Abstract: Universal few-shot dense prediction requires a versatile model capable of learning any dense prediction task from limited labeled images, which necessitates the model to possess efficient adaptation abilities. Prevailing few-shot learning methods rely on efficient fine-tuning of model weights for few-shot adaptation, which carries the risk of disrupting the pre-trained knowledge and lacks the capability to extract task-specific knowledge contained in the pre-trained model. To overcome these limitations, our paper approaches universal few-shot dense prediction from a novel perspective. Unlike conventional fine-tuning techniques that directly use all parameters of the model and modify a specific set of weights for few-shot adaptation, our method focuses on selecting the task-relevant computation pathways of the pre-trained model while keeping the model weights frozen. Building upon this idea, we introduce a novel framework UniDense for universal few-shot dense prediction. First, we construct a versatile MoE architecture for dense prediction based on the Stable Diffusion model. We then utilize episodes-based meta-learning to train a set of routers for this MoE model, called Meta-Routers, which act as hyper-networks responsible for selecting computation blocks relevant to each task. We demonstrate that fine-tuning these meta-routers for novel tasks enables efficient adaptation of the entire model. Moreover, for each few-shot task, we leverage support samples to extract a task embedding, which serves as a conditioning factor for meta-routers. This strategy allows meta-routers to dynamically adapt themselves for different few-shot task, leading to improved adaptation performance. Experiments on a challenging variant of Taskonomy dataset with 10 dense prediction tasks demonstrate the superiority of our approach.
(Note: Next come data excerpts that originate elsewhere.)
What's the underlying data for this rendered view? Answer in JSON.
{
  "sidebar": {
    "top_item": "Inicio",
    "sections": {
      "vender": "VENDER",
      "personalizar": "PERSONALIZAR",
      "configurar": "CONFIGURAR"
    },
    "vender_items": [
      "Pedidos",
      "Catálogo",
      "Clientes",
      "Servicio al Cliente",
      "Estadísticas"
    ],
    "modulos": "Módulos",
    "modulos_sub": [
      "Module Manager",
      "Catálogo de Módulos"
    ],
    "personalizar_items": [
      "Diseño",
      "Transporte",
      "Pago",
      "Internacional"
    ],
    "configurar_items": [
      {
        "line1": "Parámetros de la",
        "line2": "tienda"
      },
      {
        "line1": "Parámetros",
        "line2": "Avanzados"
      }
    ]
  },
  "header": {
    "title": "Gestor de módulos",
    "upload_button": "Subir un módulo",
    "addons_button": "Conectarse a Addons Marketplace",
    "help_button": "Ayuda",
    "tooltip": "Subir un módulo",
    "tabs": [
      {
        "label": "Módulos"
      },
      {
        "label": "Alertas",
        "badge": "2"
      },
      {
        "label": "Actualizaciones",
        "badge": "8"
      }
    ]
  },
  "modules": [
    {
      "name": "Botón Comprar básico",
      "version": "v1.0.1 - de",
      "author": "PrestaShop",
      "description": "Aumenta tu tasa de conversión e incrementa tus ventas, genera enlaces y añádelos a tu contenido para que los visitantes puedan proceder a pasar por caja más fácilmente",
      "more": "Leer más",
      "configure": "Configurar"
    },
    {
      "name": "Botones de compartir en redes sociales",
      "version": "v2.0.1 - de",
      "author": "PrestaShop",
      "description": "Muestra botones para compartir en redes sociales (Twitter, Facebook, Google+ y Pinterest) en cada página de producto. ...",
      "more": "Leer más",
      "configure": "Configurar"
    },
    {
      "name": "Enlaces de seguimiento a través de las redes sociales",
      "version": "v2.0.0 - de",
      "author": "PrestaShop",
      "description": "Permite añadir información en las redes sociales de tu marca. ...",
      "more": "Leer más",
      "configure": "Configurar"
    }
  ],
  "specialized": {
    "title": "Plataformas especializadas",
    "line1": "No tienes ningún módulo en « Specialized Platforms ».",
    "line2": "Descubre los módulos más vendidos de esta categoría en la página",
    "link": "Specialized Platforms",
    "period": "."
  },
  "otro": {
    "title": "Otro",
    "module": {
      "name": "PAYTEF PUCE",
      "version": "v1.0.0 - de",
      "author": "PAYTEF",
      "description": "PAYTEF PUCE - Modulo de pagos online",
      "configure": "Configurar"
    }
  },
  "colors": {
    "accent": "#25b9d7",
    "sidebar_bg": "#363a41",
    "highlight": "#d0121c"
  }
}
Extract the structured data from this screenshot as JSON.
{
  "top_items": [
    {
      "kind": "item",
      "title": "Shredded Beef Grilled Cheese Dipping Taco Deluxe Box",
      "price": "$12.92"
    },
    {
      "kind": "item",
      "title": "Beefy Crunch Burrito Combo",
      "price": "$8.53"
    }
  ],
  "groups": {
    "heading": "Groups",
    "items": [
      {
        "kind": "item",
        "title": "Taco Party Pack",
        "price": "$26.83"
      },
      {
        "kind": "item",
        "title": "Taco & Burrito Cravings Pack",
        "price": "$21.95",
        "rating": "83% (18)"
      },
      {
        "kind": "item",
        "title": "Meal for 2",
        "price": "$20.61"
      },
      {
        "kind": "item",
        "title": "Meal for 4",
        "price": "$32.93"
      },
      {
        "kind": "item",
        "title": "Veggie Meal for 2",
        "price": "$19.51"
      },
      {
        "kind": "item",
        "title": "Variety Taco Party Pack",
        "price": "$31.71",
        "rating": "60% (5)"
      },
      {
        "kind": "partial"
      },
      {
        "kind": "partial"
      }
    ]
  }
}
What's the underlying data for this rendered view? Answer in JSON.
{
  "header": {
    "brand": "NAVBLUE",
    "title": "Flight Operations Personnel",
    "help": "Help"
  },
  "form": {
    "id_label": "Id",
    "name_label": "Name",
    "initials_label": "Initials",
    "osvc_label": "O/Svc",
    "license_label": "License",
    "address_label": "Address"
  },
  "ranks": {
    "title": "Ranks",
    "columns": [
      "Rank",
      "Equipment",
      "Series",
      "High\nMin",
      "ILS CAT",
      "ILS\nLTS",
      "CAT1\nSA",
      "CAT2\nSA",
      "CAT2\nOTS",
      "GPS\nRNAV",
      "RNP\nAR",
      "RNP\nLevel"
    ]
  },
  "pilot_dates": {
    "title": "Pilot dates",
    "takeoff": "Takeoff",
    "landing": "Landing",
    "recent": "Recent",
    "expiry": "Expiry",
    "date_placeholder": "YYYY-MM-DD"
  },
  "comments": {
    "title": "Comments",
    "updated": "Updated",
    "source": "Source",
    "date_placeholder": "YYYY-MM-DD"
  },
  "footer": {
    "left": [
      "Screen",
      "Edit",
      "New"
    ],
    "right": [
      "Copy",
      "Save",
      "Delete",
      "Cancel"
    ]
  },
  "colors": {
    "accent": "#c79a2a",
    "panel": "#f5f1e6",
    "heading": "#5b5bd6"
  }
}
Primary Subject Area: [Generation] Multimedia Foundation Models
Secondary Subject Area: [Experience] Multimedia Applications
Relevance To Conference: This paper explores the application of pre-trained knowledge from the multi-model generative foundation model Stable Diffusion to a downstream task known as universal few-shot dense prediction. This task involves training a model to perform arbitrary dense prediction tasks with limited labeled images. Although diffusion models are primarily trained using generative loss, their features have demonstrated remarkable performance in specific visual perception tasks, particularly in dense prediction tasks that require a comprehensive understanding of pixel-level fine-grained information. However, existing works either focus on utilizing diffusion models for a specific task or address multiple visual perception tasks without considering the few-shot setting. Consequently, there is currently no effective and elegant method to fully exploit the pre-trained knowledge of diffusion models and adapt them to various few-shot visual perception tasks in a universal manner. To the best of our knowledge, our work is the first attempt to bridge this gap and address this challenge.